For a while -- a very short while -- Addison released her "why" questions in short, singular moments of curiosity. "Why Buzz Yiteyear arm fall off?" Or "Why it dark outside?" She'd follow any answer with a subdued, "Oh," and we'd move on. It was as though she was just tentatively testing the word, like a finger held up briefly to ascertain the direction of the wind. But that didn't last for long. "Why?" has now overtaken "No!" as the most repeated word in our household (though sometimes she combines the two). At first that seemed like a good thing. Yay for inquisitive young minds, right? But what was once a slow-pitched query, a single adorable moment of our child making her first teleological leap towards finding meaning, very suddenly became a rapid-fire, machine-gun-like interrogation that stretched my own adult comprehension of the world to its breaking point. Sure, I know why the sky is blue. Molecules . . . blah, blah, scattering blue light more than red, blah blah.
But why? 
But why? 
But why?
My understanding of most things can stand up to about three or four whys before it breaks down. I can only get so far before it becomes quite apparent just how limited and superficial my own knowledge of the world is, and this, of course, causes me to start circling back on my original explanation, repeating the same ideas, just slightly re-arranged. It's as though my two-year-old has become the "bad" cop, asking me question after question, intent on finding the flaw in my story, trying to catch me in a lie.

I think she's trying to break me.

I am frequently tempted to fall back on the cliche bad-parenting expression, "Because I said so." In terms of offering useful information to my daughter, it's no different than saying, "It just is, now stop asking me questions," but the added benefit is that it would set me up to be the master of my domain, as opposed to some clueless dude just passing through.
Her: Why is the sky blue, daddy?
Me: Because I said so, kiddo. 
Her: Wow.
And then of course she'd start asking me to change the color to pink and purple and I could seal the deal on the whole fraud by waiting until around 5:00 pm to take her outside to see my handiwork.

Part of the reason that it's so exhausting to navigate the repeated "why" question is that I usually try to do a really good job answering the first time. I perform a quick silent evaluation of my daughter's maturity level, and I try to craft a response as simply and elegantly as I can, doing my best to avoid the little cheats of inaccuracy that are sometimes so tempting. It'll probably be a dilemma when she starts asking about physical science and I find myself torn between offering the easier Newtonian paradigm or the more complete relativistic one. I can imagine her coming home after a high school physics class and shouting at me indignantly, "You lied to me!"

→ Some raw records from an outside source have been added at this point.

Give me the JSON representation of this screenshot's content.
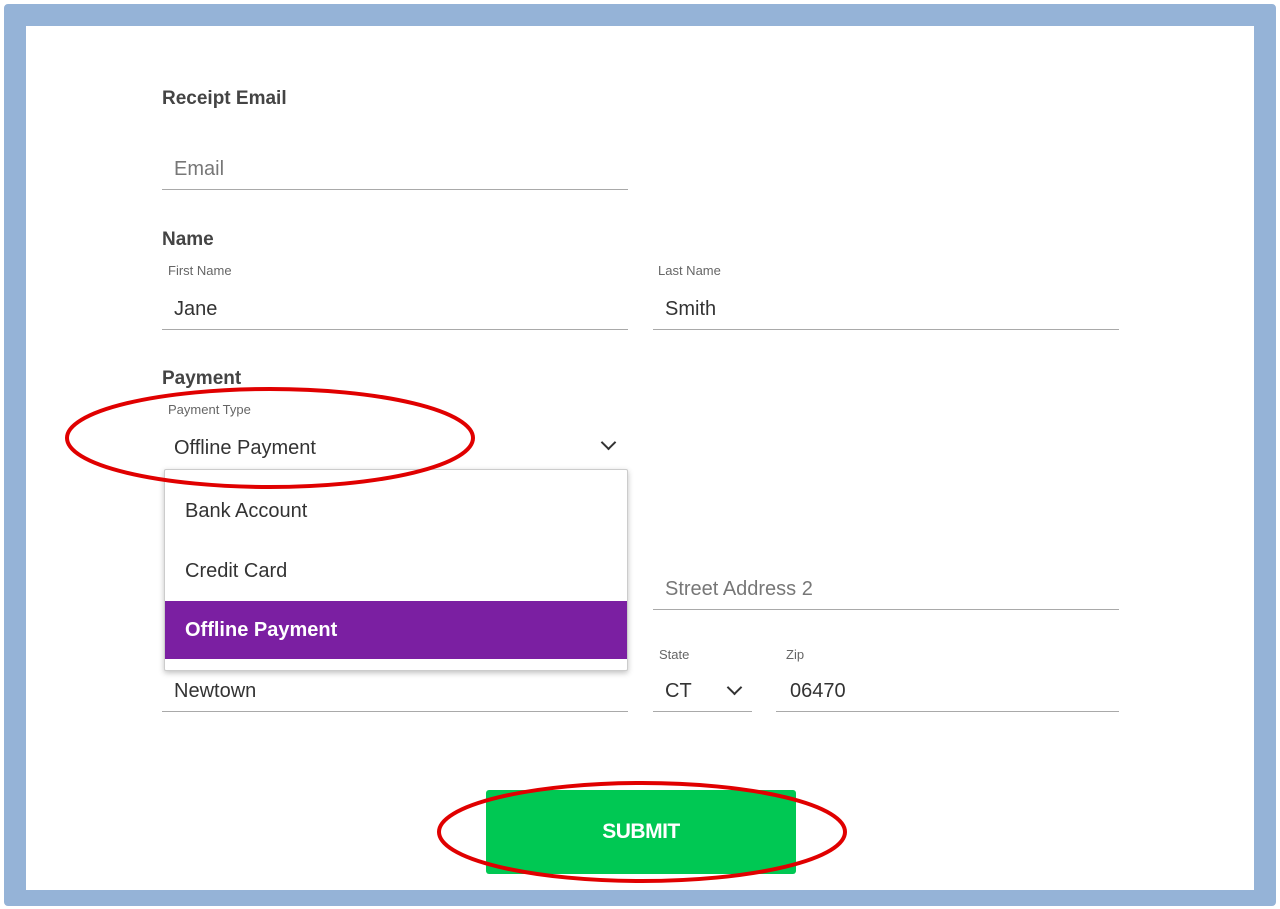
{
  "receipt": {
    "title": "Receipt Email",
    "email_placeholder": "Email"
  },
  "name": {
    "title": "Name",
    "first_label": "First Name",
    "first_value": "Jane",
    "last_label": "Last Name",
    "last_value": "Smith"
  },
  "payment": {
    "title": "Payment",
    "type_label": "Payment Type",
    "type_value": "Offline Payment",
    "options": [
      "Bank Account",
      "Credit Card",
      "Offline Payment"
    ],
    "selected_option": "Offline Payment"
  },
  "address": {
    "street2_placeholder": "Street Address 2",
    "city_value": "Newtown",
    "state_label": "State",
    "state_value": "CT",
    "zip_label": "Zip",
    "zip_value": "06470"
  },
  "submit_label": "SUBMIT",
  "colors": {
    "frame": "#95b3d7",
    "selected_option_bg": "#7b1fa2",
    "submit_bg": "#00c853",
    "annotation": "#e00000"
  }
}
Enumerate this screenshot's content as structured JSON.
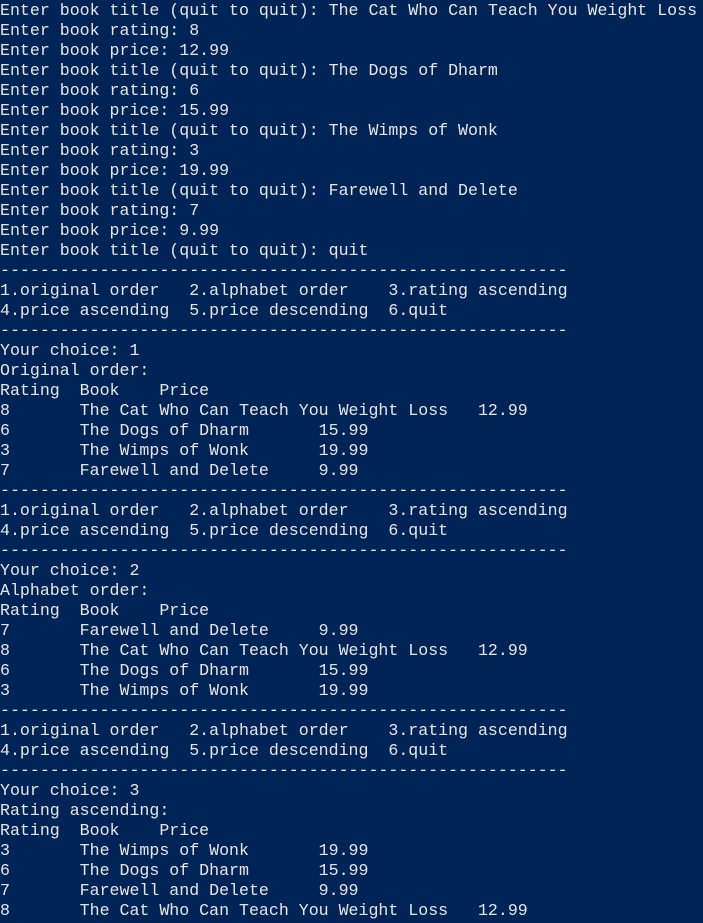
{
  "console": {
    "lines": [
      "Enter book title (quit to quit): The Cat Who Can Teach You Weight Loss",
      "Enter book rating: 8",
      "Enter book price: 12.99",
      "Enter book title (quit to quit): The Dogs of Dharm",
      "Enter book rating: 6",
      "Enter book price: 15.99",
      "Enter book title (quit to quit): The Wimps of Wonk",
      "Enter book rating: 3",
      "Enter book price: 19.99",
      "Enter book title (quit to quit): Farewell and Delete",
      "Enter book rating: 7",
      "Enter book price: 9.99",
      "Enter book title (quit to quit): quit",
      "---------------------------------------------------------",
      "1.original order   2.alphabet order    3.rating ascending",
      "4.price ascending  5.price descending  6.quit",
      "---------------------------------------------------------",
      "Your choice: 1",
      "Original order:",
      "Rating  Book    Price",
      "8       The Cat Who Can Teach You Weight Loss   12.99",
      "6       The Dogs of Dharm       15.99",
      "3       The Wimps of Wonk       19.99",
      "7       Farewell and Delete     9.99",
      "---------------------------------------------------------",
      "1.original order   2.alphabet order    3.rating ascending",
      "4.price ascending  5.price descending  6.quit",
      "---------------------------------------------------------",
      "Your choice: 2",
      "Alphabet order:",
      "Rating  Book    Price",
      "7       Farewell and Delete     9.99",
      "8       The Cat Who Can Teach You Weight Loss   12.99",
      "6       The Dogs of Dharm       15.99",
      "3       The Wimps of Wonk       19.99",
      "---------------------------------------------------------",
      "1.original order   2.alphabet order    3.rating ascending",
      "4.price ascending  5.price descending  6.quit",
      "---------------------------------------------------------",
      "Your choice: 3",
      "Rating ascending:",
      "Rating  Book    Price",
      "3       The Wimps of Wonk       19.99",
      "6       The Dogs of Dharm       15.99",
      "7       Farewell and Delete     9.99",
      "8       The Cat Who Can Teach You Weight Loss   12.99"
    ]
  },
  "colors": {
    "background": "#012456",
    "text": "#e6e6e6"
  }
}
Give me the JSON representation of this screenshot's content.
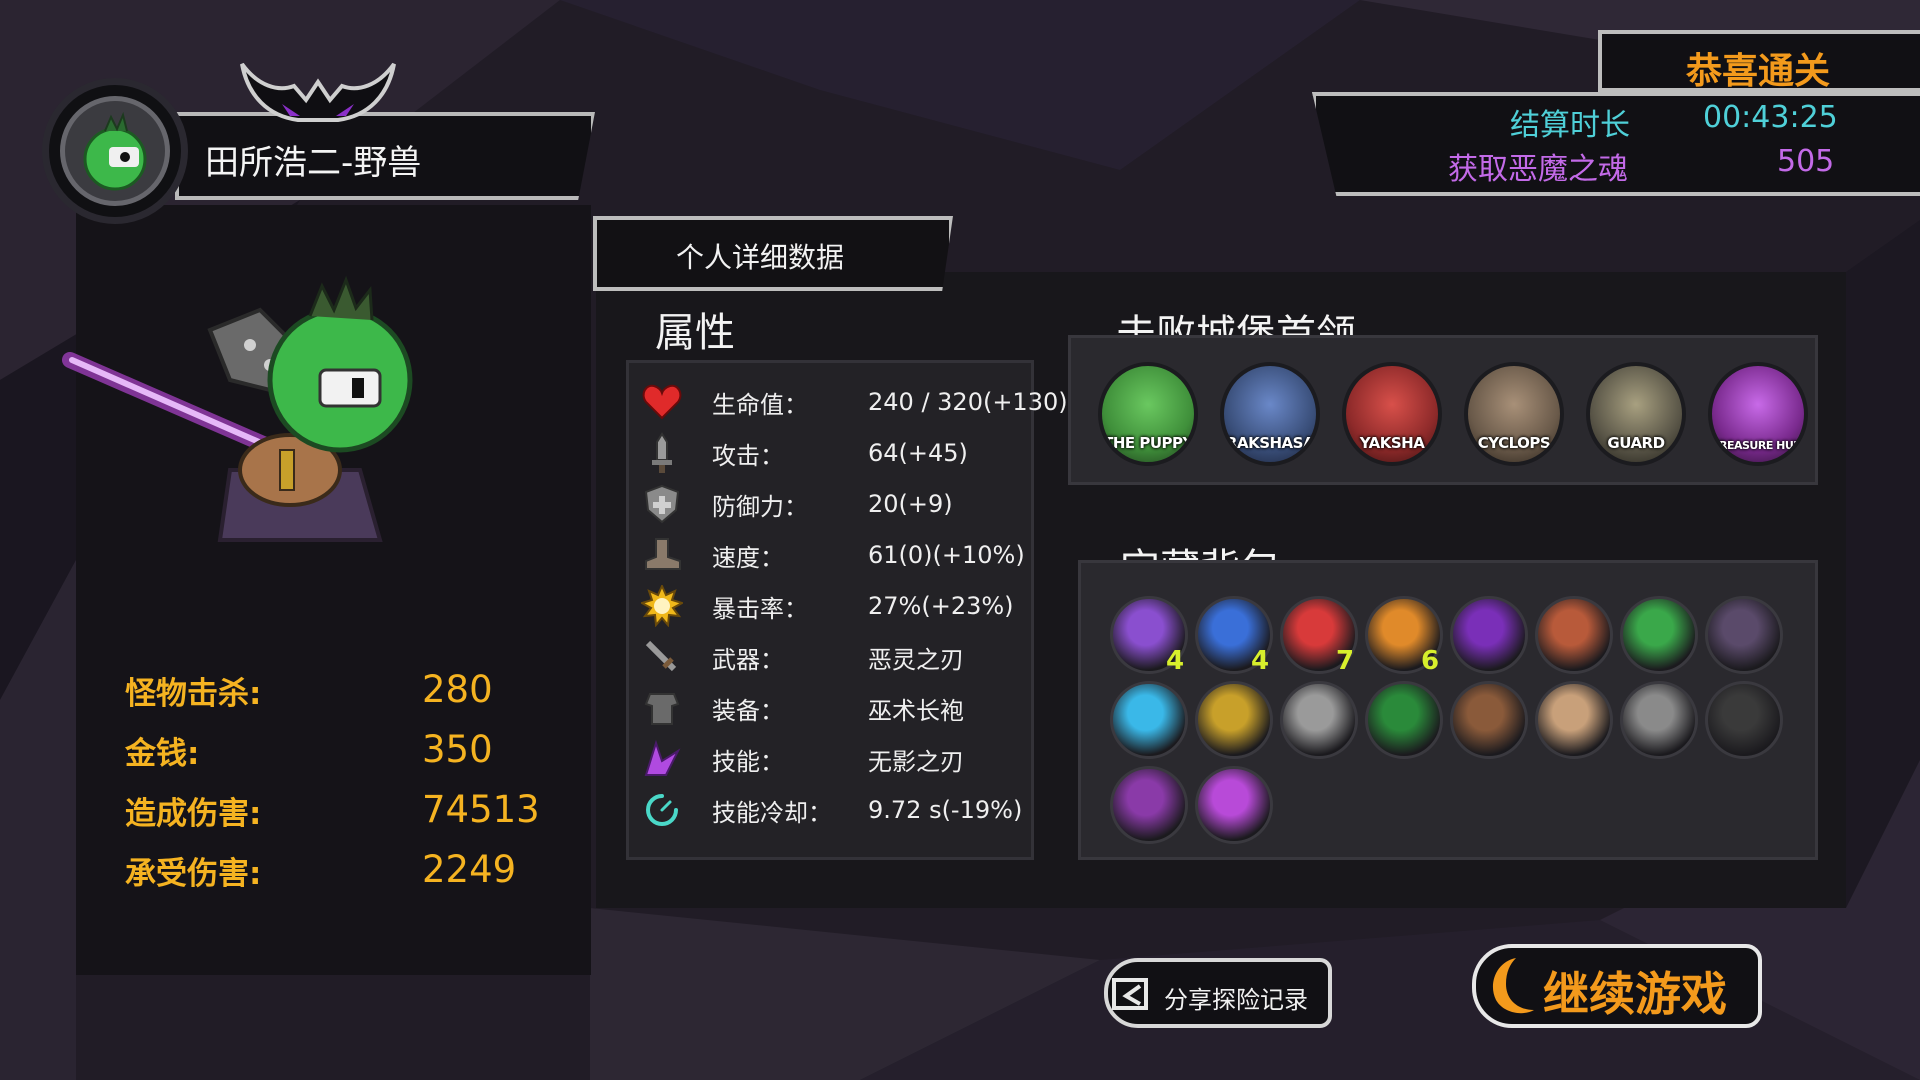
{
  "player": {
    "name": "田所浩二-野兽"
  },
  "stats": {
    "kills_label": "怪物击杀:",
    "kills": "280",
    "gold_label": "金钱:",
    "gold": "350",
    "damage_dealt_label": "造成伤害:",
    "damage_dealt": "74513",
    "damage_taken_label": "承受伤害:",
    "damage_taken": "2249"
  },
  "tab": {
    "label": "个人详细数据"
  },
  "attributes": {
    "title": "属性",
    "rows": [
      {
        "icon": "heart-icon",
        "label": "生命值：",
        "value": "240 / 320(+130)"
      },
      {
        "icon": "sword-icon",
        "label": "攻击：",
        "value": "64(+45)"
      },
      {
        "icon": "shield-icon",
        "label": "防御力：",
        "value": "20(+9)"
      },
      {
        "icon": "boot-icon",
        "label": "速度：",
        "value": "61(0)(+10%)"
      },
      {
        "icon": "sun-icon",
        "label": "暴击率：",
        "value": "27%(+23%)"
      },
      {
        "icon": "weapon-icon",
        "label": "武器：",
        "value": "恶灵之刃"
      },
      {
        "icon": "armor-icon",
        "label": "装备：",
        "value": "巫术长袍"
      },
      {
        "icon": "skill-icon",
        "label": "技能：",
        "value": "无影之刃"
      },
      {
        "icon": "cooldown-icon",
        "label": "技能冷却：",
        "value": "9.72 s(-19%)"
      }
    ]
  },
  "bosses": {
    "title": "击败城堡首领",
    "list": [
      {
        "name": "THE PUPPY",
        "color": "#3f8f3a"
      },
      {
        "name": "RAKSHASA",
        "color": "#3a4f7a"
      },
      {
        "name": "YAKSHA",
        "color": "#8e2a2a"
      },
      {
        "name": "CYCLOPS",
        "color": "#6a5a4a"
      },
      {
        "name": "GUARD",
        "color": "#5a5648"
      },
      {
        "name": "TREASURE HUNTER",
        "color": "#7a2a8e"
      }
    ]
  },
  "treasure": {
    "title": "宝藏背包",
    "items": [
      {
        "icon": "purple-crystal-icon",
        "color": "#8a4fcf",
        "count": "4"
      },
      {
        "icon": "blue-crystal-icon",
        "color": "#3a6fd8",
        "count": "4"
      },
      {
        "icon": "red-crystal-icon",
        "color": "#d83a3a",
        "count": "7"
      },
      {
        "icon": "amber-crystal-icon",
        "color": "#e08a2a",
        "count": "6"
      },
      {
        "icon": "purple-dragon-icon",
        "color": "#7a2fb8",
        "count": ""
      },
      {
        "icon": "demon-mask-icon",
        "color": "#b85a3a",
        "count": ""
      },
      {
        "icon": "green-potion-icon",
        "color": "#3aa84a",
        "count": ""
      },
      {
        "icon": "dark-claw-icon",
        "color": "#5a4a6a",
        "count": ""
      },
      {
        "icon": "snowflake-icon",
        "color": "#3ab8e8",
        "count": ""
      },
      {
        "icon": "gold-ring-icon",
        "color": "#c8a02a",
        "count": ""
      },
      {
        "icon": "helmet-icon",
        "color": "#9a9a9a",
        "count": ""
      },
      {
        "icon": "clover-icon",
        "color": "#2a8a3a",
        "count": ""
      },
      {
        "icon": "horned-helm-icon",
        "color": "#8a5a3a",
        "count": ""
      },
      {
        "icon": "scroll-icon",
        "color": "#c8a07a",
        "count": ""
      },
      {
        "icon": "gauntlet-icon",
        "color": "#8a8a8a",
        "count": ""
      },
      {
        "icon": "dark-ring-icon",
        "color": "#3a3a3a",
        "count": ""
      },
      {
        "icon": "purple-ring-icon",
        "color": "#8a3aa8",
        "count": ""
      },
      {
        "icon": "purple-blade-icon",
        "color": "#b84ad8",
        "count": ""
      }
    ]
  },
  "result": {
    "title": "恭喜通关",
    "time_label": "结算时长",
    "time_value": "00:43:25",
    "souls_label": "获取恶魔之魂",
    "souls_value": "505"
  },
  "buttons": {
    "share": "分享探险记录",
    "continue": "继续游戏"
  },
  "colors": {
    "accent_orange": "#f39a1c",
    "stat_gold": "#f5b321",
    "time_cyan": "#4fd0d8",
    "soul_purple": "#c36ae8",
    "count_yellow": "#d8ef2c"
  }
}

Within the first couple attempts of answering my daughter's "but why?" I usually hit the best answer I'm capable of producing. Everything after that is an exercise in diminishing returns as I approach the asymptote that marks the limit of my understanding. With each new "why?" I try to force a new summarization, a different one. My flagging powers of interpretation and reduction and holistic vision are swiftly consumed by each new permutation, and it isn't long before my answers lack the "elegant simplicity" I strive for. By about the seventeenth "why" I am mostly just making snarky nihilistic comments about the universe for my own juvenile amusement.

Like other kinds of fitness, I assume that lots of practice and a concerted effort at improvement will help to postpone the "explanation fatigue" that sets in so quickly for me. I also eagerly anticipate the day that Addison's conversational skills extend beyond asking "why" as many times in a row as my sanity will allow.